Belonging in the Wilderness: The Wild Bone Dried
On the fifth Sunday of Lent, Christopher Mack acknowledges we live in times where nerves can easily get fried and hope can seem in short supply. Everywhere we turn, it seems the world is on fire. The Hebrew people also wondered if the chaos engulfing their world would ever relent and give way to new life. A valley of dry bones seemed to offer evidence of a sealed and gruesome fate. Yet for Ezekiel, these beyond-dead bones were the perfect canvas for a community to believe they could begin again.
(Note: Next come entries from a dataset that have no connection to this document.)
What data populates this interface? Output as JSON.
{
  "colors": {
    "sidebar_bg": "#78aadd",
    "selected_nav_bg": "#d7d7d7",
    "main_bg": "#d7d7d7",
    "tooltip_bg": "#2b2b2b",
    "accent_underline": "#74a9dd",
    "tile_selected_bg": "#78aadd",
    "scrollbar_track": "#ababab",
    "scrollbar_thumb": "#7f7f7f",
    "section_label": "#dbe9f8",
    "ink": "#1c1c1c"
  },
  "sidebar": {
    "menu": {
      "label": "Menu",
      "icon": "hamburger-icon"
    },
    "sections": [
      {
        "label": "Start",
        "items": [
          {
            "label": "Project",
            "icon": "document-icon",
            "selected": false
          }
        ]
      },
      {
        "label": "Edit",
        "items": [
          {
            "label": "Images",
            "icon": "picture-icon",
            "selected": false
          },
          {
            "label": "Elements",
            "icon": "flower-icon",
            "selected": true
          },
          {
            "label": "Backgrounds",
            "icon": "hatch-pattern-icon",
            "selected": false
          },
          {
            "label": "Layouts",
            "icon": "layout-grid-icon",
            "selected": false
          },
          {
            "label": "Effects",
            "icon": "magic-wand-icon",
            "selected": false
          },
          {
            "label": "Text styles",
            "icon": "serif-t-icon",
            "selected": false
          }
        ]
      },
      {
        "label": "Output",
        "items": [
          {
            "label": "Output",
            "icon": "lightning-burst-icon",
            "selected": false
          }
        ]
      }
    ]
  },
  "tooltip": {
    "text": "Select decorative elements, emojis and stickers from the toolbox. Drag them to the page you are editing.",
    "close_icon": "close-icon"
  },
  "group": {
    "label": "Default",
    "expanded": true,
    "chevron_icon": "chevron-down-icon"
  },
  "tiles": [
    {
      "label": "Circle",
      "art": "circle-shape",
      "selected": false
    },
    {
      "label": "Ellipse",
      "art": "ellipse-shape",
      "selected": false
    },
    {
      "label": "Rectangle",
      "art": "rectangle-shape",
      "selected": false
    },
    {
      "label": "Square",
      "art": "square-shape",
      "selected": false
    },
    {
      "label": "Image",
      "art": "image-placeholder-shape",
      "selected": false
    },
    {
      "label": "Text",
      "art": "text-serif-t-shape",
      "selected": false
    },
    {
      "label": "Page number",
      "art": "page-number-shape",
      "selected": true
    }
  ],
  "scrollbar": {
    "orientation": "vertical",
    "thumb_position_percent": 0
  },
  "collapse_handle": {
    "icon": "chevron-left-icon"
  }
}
Belonging in the Wilderness lays bare the tension between our vulnerable humanity… our desire to simply be, without hustling for worthiness or trying to fit in… and our longing for Beloved Community with our friends, family, neighbors, enemies, creation, and our Creator. The wilderness is an unavoidable part of this journey. It is where we abandon the game of dressing up like our mythical heroes and begin to uncover the mystery of our one wild and true self. A life so rooted in Divine Love, we find ourselves simultaneously set apart and intimately connected to God’s global family. We rarely choose to go to the wilderness, where all our distractions and pretense evaporate. Yet the wilderness invites us to live together for what really matters, because here there is energy for little else. There are no shortcuts in the wilderness. It is a solitary journey, which we cannot walk alone.